Sconto su: http://www.theseuslibri.it/product.asp?Id=1622

Recensione di Rino Cammilleri apparsa su "www.iltimone.org" del giugno 2008.

Al tempo in cui furoreggiava nelle classifiche librarie il romanzo Il Codice da Vinci, di fronte all’ampiezza incredibile del fenomeno (una settantina di milioni di copie vendute, seguite dall’ovvio film) mi è capitato più volte di discutere con amici e conoscenti cattolici sulle cause di tale spropositato evento.
Infatti, a leggerlo, quel thriller non aveva niente di particolarmente eccezionale.

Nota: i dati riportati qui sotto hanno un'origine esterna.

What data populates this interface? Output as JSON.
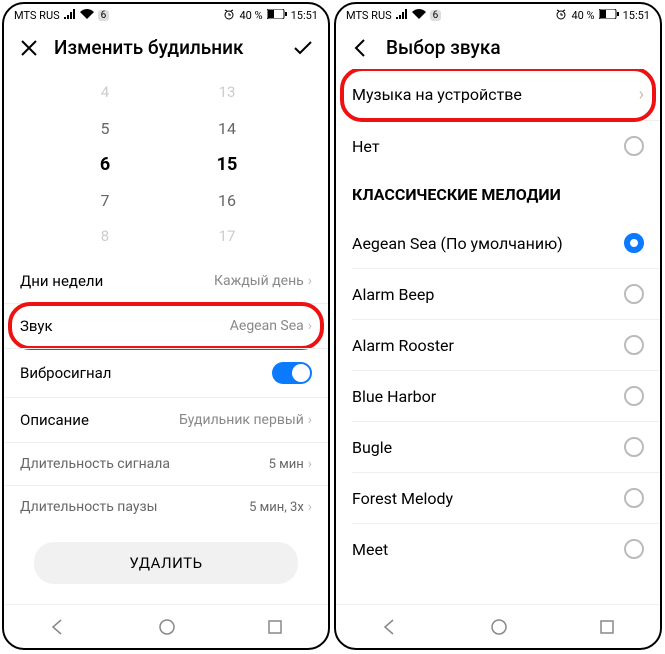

Certo, c’era un ritmo concitato ed era scritto in modo da indurre il lettore a seguire quella specie di caccia al tesoro in cui i protagonisti erano impegnati. Ma questo non lo rendeva granché diverso da altri thriller di successo.
Perciò, l’unica cosa che poteva spiegarne l’affermazione planetaria era il «tesoro» oggetto della «caccia», questo sì differente da ogni altro. Come ormai tutti sanno, alla fine del libro si scopriva che Gesù aveva avuto figli con la Maddalena e che la loro ultima discendente era la co-protagonista del romanzo. Si scopriva pure che avevano ragione i cosiddetti vangeli apocrifi e che tutto quello che credevamo di sapere su Cristo e il cristianesimo è pura invenzione della Chiesa. Così, tra Templari, Rennes-le-Château, Priorato di Sion e Santo Graal, venivano a galla duemila anni di mistificazioni vaticane, perché Cristo avrebbe voluto instaurare (meglio: restaurare) l’antica religione universale dell’«eterno femminino» e darne il sacerdozio alla Maddalena. Invece, i maschilisti Pietro e Paolo, dopo la dipartita di Gesù, avevano imbrogliato le carte, perseguitando la Maddalena e i suoi discendenti (i Merovingi) e dandocela a bere per due millenni.
Ma via, in fondo è solo un romanzo! –fu detto. (altro…)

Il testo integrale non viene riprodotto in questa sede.